Spark Streaming实时流处理项目6——Spark Streaming实战1

案例一:Spark Streaming处理socket数据

import org.apache.spark.SparkConf
import org.apache.spark.streaming.{Seconds, StreamingContext}

/**
  * @author YuZhansheng
  * @desc SparkStreaming处理socket数据
  * @create 2019-02-19 11:26
  */
object NetworkWordCount {

  def main(args: Array[String]): Unit = {

    val sparkConf = new SparkConf().setMaster("local[2]").setAppName("NetworkWordCount")

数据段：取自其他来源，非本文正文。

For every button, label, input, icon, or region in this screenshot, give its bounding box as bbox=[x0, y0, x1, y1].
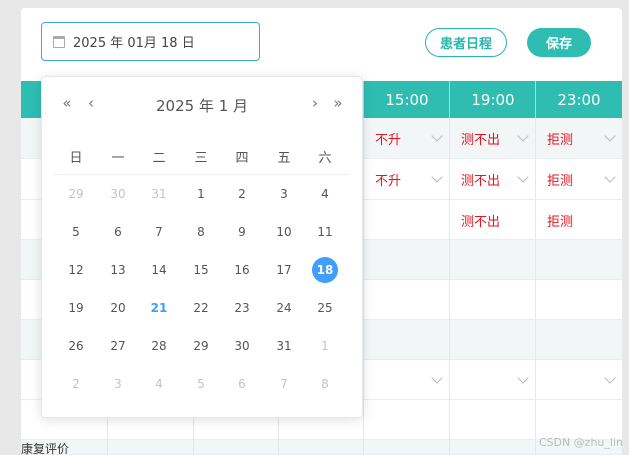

    //创建StreamingContext需要两个参数:SparkConf和batch interval
    val ssc = new StreamingContext(sparkConf,Seconds(5))

    val lines = ssc.socketTextStream("localhost",6789)

    val result = lines.flatMap(_.split(" ")).map((_,1)).reduceByKey(_+_)

    result.print()

    ssc.start()
    ssc.awaitTermination()
  }

}

测试:使用nc来测试 nc -lk 6789

发送数据,控制台打印出数据词频。

案例二:Spark Streaming处理文件系统数据(包括HDFS和本地文件系统)

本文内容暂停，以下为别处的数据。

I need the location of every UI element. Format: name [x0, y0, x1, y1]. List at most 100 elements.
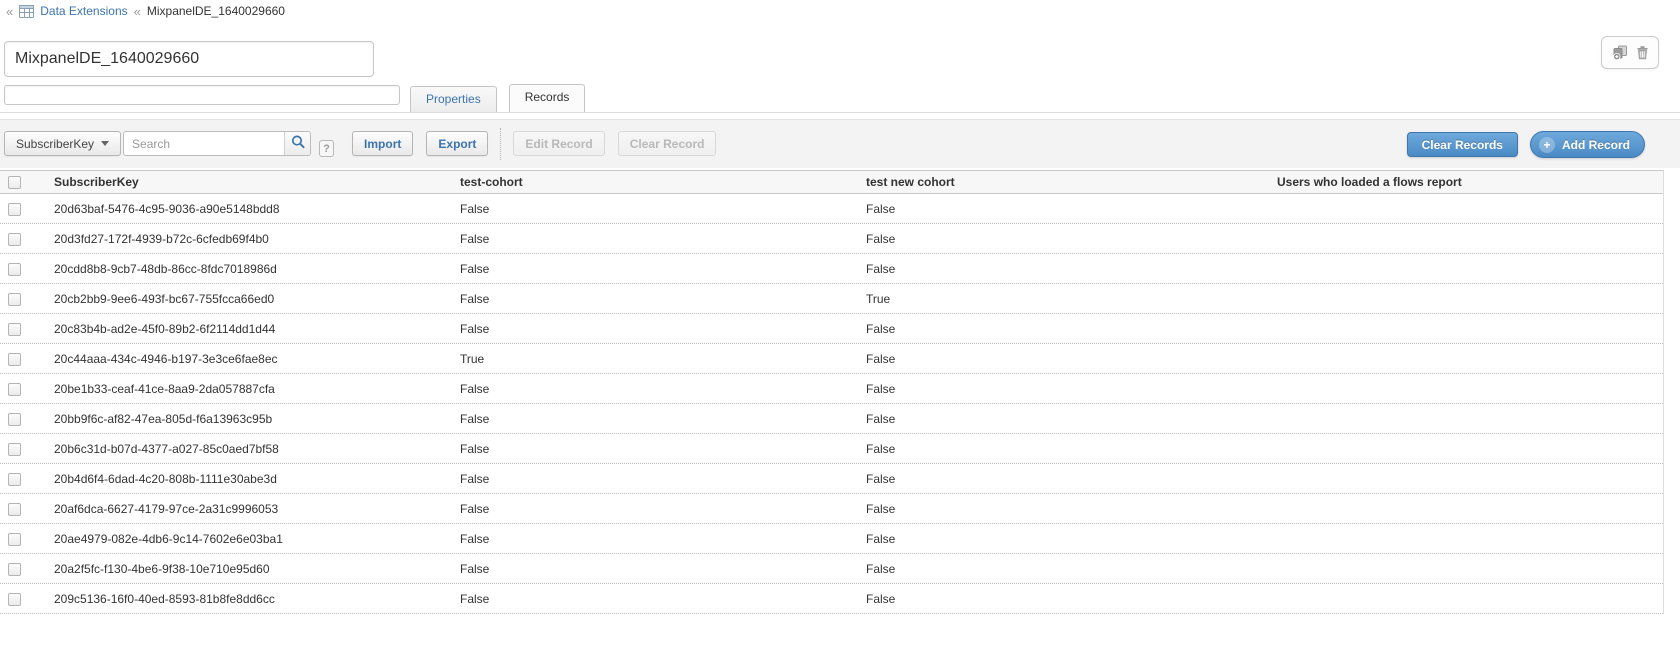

import org.apache.spark.SparkConf
import org.apache.spark.streaming.{Seconds, StreamingContext}

/**
  * @author YuZhansheng
  * @desc Spark Streaming处理文件系统数据(包括HDFS和本地文件系统)
  * @create 2019-02-19 21:31
  */
object FileWordCount {

    def main(args: Array[String]): Unit = {

        val sparkConf = new SparkConf().setMaster("local").setAppName("FileWordCount")
        val ssc = new StreamingContext(sparkConf,Seconds(5))

        //监控/root/DataSet这个文件下文件内容
        val lines = ssc.textFileStream("/root/DataSet")

        val result = lines.flatMap(_.split(" ")).map((_,1)).reduceByKey(_+_)

        result.print()

        ssc.start()
        ssc.awaitTermination()
    }
}

往/root/DataSet文件夹下复制或者移动文本文件,观察控制台输出。

案例三:使用Spark Streaming完成词频统计,并将结果写入到MySQL中

小插曲:忘记了MySQLroot密码了,折腾了一会儿,才修改回来,记录一下参看这篇博客

步骤:

1.首先确认服务器出于安全的状态,也就是没有人能够任意地连接MySQL数据库。 
因为在重新设置MySQL的root密码的期间,MySQL数据库完全出于没有密码保护的 
状态下,其他的用户也可以任意地登录和修改MySQL的信息。可以采用将MySQL对 
外的端口封闭,并且停止Apache以及所有的用户进程的方法实现服务器的准安全 
状态。最安全的状态是到服务器的Console上面操作,并且拔掉网线。

2.修改MySQL的登录设置: 
# vim /etc/my.cnf 
在[mysqld]的段中加上一句:skip-grant-tables 
例如: 
[mysqld] 
datadir=/var/lib/mysql 
socket=/var/lib/mysql/mysql.sock 
skip-grant-tables 
保存并且退出vi。

3.重新启动mysqld 
# service mysqld restart 
Stopping MySQL: [ OK ] 
Starting MySQL: [ OK ]

4.登录并修改MySQL的root密码 
# mysql 
Welcome to the MySQL monitor. Commands end with ; or \g. 
Your MySQL connection id is 3 to server version: 3.23.56 
Type 'help;' or '\h' for help. Type '\c' to clear the buffer. 
mysql> USE mysql ; 
Database changed 
mysql> UPDATE user SET Password = password ( 'new-password' ) WHERE User = 'root' ; 
Query OK, 0 rows affected (0.00 sec) 
Rows matched: 2 Changed: 0 Warnings: 0 
mysql> flush privileges ; 
Query OK, 0 rows affected (0.01 sec) 
mysql> quit

5.将MySQL的登录设置修改回来 
# vim /etc/my.cnf 
将刚才在[mysqld]的段中加上的skip-grant-tables删除 
保存并且退出vim

6.重新启动mysqld 
# service mysqld restart 
Stopping MySQL: [ OK ] 
Starting MySQL: [ OK ]

准备:先安装mysql,启动mysql服务service mysqld start 或者 service mysql start 登录mysql客户端,创建数据库和表。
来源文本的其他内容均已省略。